The Rise of Spatial Content: A New Norm in Digital Experiences
This week’s Apple Developer Conference reinforced what many industry observers have anticipated: spatial content is becoming the new standard for digital interaction. With announcements surrounding iOS 26 and visionOS 2.6, Apple showcased enhanced capabilities for transforming traditional 2D photos into immersive, three-dimensional experiences. Users can now effortlessly transform their existing image libraries into dynamic spatial scenes, enabling richer storytelling and deeper emotional engagement.
Apple’s move validates what’s been clear to many in this field: spatial content is rapidly moving into mainstream expectations. The conversion of 2D content into immersive spatial scenes is an inevitable evolution in how users interact with digital media. Traditional flat images are becoming gateways into vivid, immersive worlds, significantly enhancing user engagement. Advances in AI and computer vision are powering this shift, enabling the reconstruction of 3D geometry from a single 2D photo. These systems estimate depth (or more accurately, disparity), layer the scene, and generate new viewpoints — all with increasing realism. Importantly, these AI-driven conversions no longer require heavy server-side compute alone. Modern mobile SoCs — equipped with neural engines and dedicated DSPs — can now perform depth estimation and rendering in real-time directly on-device.
For a viewer it is key that the quality of the conversion feels natural and is not disturbed with strange artifacts. The technical core of 2D-to-3D conversion starts with the quality of the depth estimation itself. Many monocular depth models have historically been trained on synthetic datasets—generating 3D scenes in rendering engines along with perfect depth maps. But synthetic data alone often misses the nuances of real-world optics: specular highlights, transparent objects, lighting variations, or reflective surfaces.

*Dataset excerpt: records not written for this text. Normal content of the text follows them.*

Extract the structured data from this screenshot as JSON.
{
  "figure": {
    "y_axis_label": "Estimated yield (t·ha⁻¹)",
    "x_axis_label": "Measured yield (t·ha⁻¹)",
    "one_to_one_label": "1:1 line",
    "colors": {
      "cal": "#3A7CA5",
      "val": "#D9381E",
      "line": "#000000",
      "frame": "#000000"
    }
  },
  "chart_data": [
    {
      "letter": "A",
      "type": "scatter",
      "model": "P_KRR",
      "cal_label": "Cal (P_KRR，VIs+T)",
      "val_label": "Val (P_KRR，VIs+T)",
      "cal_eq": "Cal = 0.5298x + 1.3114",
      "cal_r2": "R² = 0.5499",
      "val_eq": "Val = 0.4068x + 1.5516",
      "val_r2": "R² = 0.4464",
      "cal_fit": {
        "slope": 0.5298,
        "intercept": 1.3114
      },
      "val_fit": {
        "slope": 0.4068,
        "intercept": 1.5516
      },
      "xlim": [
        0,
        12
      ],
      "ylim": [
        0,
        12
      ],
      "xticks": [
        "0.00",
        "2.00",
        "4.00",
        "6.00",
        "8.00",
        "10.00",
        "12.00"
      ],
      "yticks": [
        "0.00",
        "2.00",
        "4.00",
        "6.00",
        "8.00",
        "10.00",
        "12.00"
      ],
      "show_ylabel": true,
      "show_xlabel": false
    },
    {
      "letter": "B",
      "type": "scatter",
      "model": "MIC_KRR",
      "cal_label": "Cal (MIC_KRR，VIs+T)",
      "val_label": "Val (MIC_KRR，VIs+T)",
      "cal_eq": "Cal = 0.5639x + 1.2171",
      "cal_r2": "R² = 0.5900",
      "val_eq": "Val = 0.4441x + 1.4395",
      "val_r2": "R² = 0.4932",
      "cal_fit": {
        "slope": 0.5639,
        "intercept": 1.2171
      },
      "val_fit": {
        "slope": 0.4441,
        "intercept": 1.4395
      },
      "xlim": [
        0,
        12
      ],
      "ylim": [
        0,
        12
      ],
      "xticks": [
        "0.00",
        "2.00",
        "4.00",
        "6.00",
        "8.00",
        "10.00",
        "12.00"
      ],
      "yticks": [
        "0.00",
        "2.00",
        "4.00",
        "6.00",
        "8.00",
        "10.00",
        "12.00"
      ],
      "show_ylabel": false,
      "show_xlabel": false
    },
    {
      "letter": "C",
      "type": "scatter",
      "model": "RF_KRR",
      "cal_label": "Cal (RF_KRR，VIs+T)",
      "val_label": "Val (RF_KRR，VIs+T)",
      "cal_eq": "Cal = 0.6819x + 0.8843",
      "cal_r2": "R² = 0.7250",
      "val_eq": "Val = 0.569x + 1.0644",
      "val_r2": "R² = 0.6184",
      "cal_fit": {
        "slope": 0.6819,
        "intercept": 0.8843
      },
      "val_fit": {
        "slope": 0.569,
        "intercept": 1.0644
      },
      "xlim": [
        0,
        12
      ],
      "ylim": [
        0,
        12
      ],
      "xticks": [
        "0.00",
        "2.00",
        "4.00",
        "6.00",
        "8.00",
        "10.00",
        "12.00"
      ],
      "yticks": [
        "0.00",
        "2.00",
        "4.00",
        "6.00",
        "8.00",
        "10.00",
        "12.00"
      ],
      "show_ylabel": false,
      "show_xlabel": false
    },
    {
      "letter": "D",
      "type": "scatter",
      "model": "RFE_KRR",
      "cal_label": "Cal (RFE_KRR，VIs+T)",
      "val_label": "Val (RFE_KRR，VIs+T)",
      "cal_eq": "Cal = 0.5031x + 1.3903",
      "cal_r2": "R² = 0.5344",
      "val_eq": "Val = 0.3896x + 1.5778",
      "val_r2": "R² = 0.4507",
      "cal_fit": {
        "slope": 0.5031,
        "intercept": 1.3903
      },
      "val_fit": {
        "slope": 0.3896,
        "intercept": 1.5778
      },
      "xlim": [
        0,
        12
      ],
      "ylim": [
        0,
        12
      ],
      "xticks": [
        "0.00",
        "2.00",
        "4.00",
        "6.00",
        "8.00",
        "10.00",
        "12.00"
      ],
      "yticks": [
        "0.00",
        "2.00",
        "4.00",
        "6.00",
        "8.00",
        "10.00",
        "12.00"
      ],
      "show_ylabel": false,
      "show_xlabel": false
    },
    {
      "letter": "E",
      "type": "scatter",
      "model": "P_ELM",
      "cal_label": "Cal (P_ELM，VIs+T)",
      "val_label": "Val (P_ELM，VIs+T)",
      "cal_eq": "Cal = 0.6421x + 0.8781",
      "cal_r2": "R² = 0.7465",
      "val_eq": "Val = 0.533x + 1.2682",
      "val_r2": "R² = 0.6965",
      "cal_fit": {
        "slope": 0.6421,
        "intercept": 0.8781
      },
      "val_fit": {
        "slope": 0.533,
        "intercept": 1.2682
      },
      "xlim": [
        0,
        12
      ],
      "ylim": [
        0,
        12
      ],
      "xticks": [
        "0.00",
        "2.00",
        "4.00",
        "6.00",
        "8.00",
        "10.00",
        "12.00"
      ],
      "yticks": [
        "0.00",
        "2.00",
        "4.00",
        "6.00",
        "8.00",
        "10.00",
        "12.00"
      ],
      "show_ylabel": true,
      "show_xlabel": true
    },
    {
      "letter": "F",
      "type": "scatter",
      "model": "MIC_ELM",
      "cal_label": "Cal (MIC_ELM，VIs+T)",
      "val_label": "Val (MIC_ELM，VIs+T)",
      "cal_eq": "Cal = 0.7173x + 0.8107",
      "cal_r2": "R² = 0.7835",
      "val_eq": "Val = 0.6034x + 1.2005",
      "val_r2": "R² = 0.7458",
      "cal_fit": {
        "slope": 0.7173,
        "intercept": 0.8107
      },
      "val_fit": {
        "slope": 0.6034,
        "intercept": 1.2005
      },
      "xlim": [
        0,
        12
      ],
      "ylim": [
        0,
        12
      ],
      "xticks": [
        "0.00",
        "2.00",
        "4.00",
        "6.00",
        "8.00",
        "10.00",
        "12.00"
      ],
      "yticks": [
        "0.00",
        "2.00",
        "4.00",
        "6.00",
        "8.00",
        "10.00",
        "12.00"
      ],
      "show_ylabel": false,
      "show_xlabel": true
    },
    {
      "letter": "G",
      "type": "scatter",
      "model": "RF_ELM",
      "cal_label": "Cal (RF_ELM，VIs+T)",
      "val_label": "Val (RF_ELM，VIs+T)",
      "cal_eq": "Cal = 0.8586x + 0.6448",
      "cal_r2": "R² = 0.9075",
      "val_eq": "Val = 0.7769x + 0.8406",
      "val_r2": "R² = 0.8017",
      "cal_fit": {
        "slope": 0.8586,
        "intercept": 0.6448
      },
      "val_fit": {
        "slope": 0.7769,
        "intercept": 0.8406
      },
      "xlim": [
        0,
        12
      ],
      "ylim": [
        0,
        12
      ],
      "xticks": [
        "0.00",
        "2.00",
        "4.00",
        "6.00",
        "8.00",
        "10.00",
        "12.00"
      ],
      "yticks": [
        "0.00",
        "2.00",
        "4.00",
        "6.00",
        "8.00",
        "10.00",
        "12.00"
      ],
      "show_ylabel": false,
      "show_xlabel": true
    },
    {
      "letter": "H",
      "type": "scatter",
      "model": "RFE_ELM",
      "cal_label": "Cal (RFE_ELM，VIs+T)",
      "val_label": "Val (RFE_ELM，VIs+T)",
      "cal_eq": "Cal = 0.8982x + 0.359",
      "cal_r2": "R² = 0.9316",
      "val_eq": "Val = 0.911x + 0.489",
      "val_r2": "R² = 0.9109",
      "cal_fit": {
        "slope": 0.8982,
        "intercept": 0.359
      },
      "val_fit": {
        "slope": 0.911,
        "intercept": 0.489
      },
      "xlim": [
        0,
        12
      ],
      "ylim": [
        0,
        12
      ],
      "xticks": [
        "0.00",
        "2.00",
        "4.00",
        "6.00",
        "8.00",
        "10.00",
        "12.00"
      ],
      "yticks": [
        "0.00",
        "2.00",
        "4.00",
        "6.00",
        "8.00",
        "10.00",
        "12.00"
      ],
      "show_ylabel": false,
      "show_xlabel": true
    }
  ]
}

To achieve a conversion that feels natural, multi-view data becomes critical. True stereo or multiview captures — such as those from modern smartphones with multiple cameras, dedicated stereo devices like Leia’s Lume Pad, or headsets like Vision Pro — provide essential training signals that help models better handle these complex real-world effects. At Leia, our Neural Depth Engine has been trained on a mix of synthetic and real-world stereo imagery*.
AI-generated depth from 2D images across models (left to right: Bytance DA1, DA2, Apple Depth Pro, Leia Neural Depth Engine). Training with real stereo improves handling of reflections and transparencies.
But technical challenges don’t stop at raw depth: proper depth calibration is critical to ensure natural viewing comfort. Not every image should “pop” equally. A distant background should remain flat and gently recessed, while objects extending toward the viewer — a child reaching their hand to the camera, for example — should have the right amount of parallax to feel natural. Algorithms that manage depth positioning inside the viewport — like those we’ve developed at Leia — play a key role in ensuring comfort across both mobile displays and XR headsets.
Finally, there’s the question of de-occlusions: when shifting viewpoints, previously hidden parts of the scene must be filled in. While many pipelines (including Apple’s) rely on simple blurring, more advanced generative AI techniques can convincingly outpaint those missing areas, resulting in far more visually pleasing and coherent results.
Left: Naive inpainting for de-occluded regions. Right: Generative AI inpainting yields more realistic reconstruction.
Our web app, app.immersity.ai combines all these elements and with our latest Immersity 4.0 model, you can convert any media into immersive experiences that can be enjoyed on any (flat) screen or immersive hardware. There are dedicated immersive devices that have a stereo view such as the Meta Quest or the Vision Pro, yet we expect in future to see immersive stereo views directly on personal devices, such as our Lume Pad 2, or the Acer SpatialLabs monitors.
Ultimately, the question isn’t whether spatial media will be universally adopted—it’s how quickly developers, device makers, and platforms will move to leverage proven, accessible solutions. The shift towards immersive digital experiences is well underway, and those equipped with advanced, ready-to-deploy technology will inevitably lead this new wave.
* Part of Leia's dataset was shared with the community via Holopix50k.